Getting purchased, most times, is the end goal for life science firms, Diamond said.

“After they go public, the main game is to be bought out by big pharma,” he said. “It’s what they all want.”

Going public can help with that goal. Once a company is public, everyone can see the company’s worth. This alleviates concerns about risk in an industry that’s mostly conceptual until a product gets approved by the FDA.

This was the case for many San Diego-based firms, including Amylin Pharmaceuticals Inc., which in 2013 was purchased by AstraZeneca Plc for $2.7 billion with up to $1.4 billion extra in regulatory, launch and sales-related payments.

Going public can also provide a way for venture capitalists and founders to cash in on their investments.

“It sets the stage to some extent for venture people to get liquidity and sell or distribute their stock in the company,” said Brian Dovey, partner at Domain Associates LLC, which specializes in life science funds. “It can be a good exit strategy, but obviously you have to be careful and selective. You have to have a good management team and a solid product line. If you don’t, you’d have been better off selling the company.”

A Failure Can Be Very Public

Going public is not all fame and fortune. If a firm lacks good management or solid science, the world will watch as it tanks.

“If your drug doesn’t work, people will know it a lot quicker than if you’re private,” Diamond said. “If you’re still private, you can try to sell the company or do whatever you want quietly. But when the stock crashes, it’s a very different scenario.

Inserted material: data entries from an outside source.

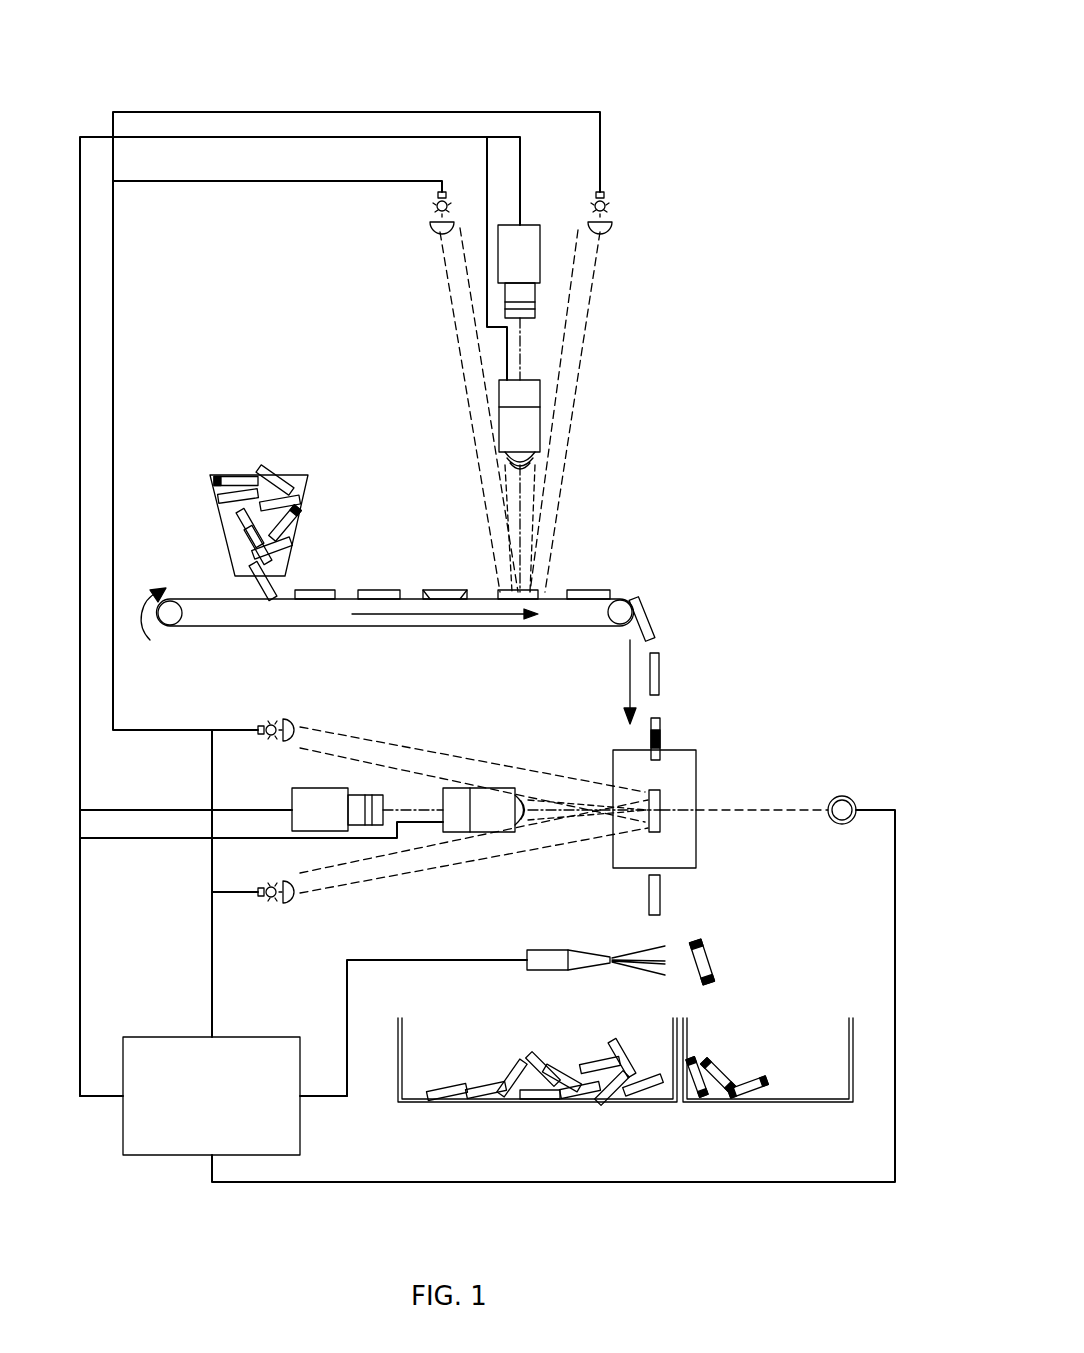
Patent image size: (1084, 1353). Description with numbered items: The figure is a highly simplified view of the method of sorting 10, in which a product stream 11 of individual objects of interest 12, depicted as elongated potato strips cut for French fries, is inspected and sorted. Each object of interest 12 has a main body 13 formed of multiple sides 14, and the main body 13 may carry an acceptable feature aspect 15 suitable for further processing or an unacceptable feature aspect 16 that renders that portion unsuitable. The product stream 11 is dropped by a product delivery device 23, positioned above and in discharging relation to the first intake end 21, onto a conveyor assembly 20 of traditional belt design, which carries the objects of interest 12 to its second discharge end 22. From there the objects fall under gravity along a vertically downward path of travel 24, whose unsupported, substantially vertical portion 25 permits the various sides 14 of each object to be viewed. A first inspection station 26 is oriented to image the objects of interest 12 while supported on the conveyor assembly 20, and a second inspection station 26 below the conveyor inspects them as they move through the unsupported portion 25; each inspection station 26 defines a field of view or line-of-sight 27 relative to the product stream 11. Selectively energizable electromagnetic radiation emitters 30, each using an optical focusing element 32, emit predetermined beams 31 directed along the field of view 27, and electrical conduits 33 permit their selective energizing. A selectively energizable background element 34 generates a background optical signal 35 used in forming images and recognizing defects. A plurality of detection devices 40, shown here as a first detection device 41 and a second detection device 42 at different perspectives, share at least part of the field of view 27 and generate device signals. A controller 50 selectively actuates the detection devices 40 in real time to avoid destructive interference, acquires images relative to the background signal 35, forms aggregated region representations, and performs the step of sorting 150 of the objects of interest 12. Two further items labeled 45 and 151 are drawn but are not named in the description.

The method of sorting 10 is at (796, 104).
The product stream 11 is at (257, 445).
The objects of interest 12 is at (438, 597).
The main body 13 is at (662, 668).
The sides 14 is at (645, 720).
The acceptable feature aspect 15 is at (662, 898).
The unacceptable feature aspect 16 is at (708, 982).
The conveyor assembly 20 is at (375, 636).
The first intake end 21 is at (207, 598).
The second discharge end 22 is at (619, 600).
The product delivery device 23 is at (214, 508).
The path of travel 24 is at (470, 622).
The unsupported path portion 25 is at (626, 680).
The inspection station 26 is at (565, 542).
The field of view 27 is at (485, 570).
The electromagnetic radiation emitters 30 is at (430, 206).
The beams 31 is at (462, 300).
The optical focusing element 32 is at (428, 228).
The electrical conduits 33 is at (330, 181).
The background element 34 is at (852, 798).
The background optical signal 35 is at (768, 808).
The detection devices 40 is at (520, 265).
The first detection device 41 is at (543, 415).
The second detection device 42 is at (510, 235).
The signal cable 45 is at (486, 168).
The controller 50 is at (211, 1096).
The step of sorting 150 is at (607, 928).
The marking laser 151 is at (458, 960).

The company’s name is tarnished, and it’s very difficult to get the stock back up again.”

In addition to suffering a very public failure, going public when the company is not ready can drain a firm’s coffers.

“The risk is you spend a lot of time with banks, attorneys, accountants, your public relations firm…You invest time and money, and nothing happens,” Diamond said. “All the money is gone, and you’re stuck with the cost of going public.”

Theses consequences, however, keep the market healthy, Dovey said.

“In prior years, when the biotech IPOs were strong, a lot of people didn’t know much about biotech and what these companies could do,” Dovey said. “As a result, a lot of companies were going public that shouldn’t have. They had unproven technology that sounded good on paper, or they only had one product instead of a whole pipeline. What causes a bubble to burst is when too much of this happens. The market is more selective now, and that’s healthy.”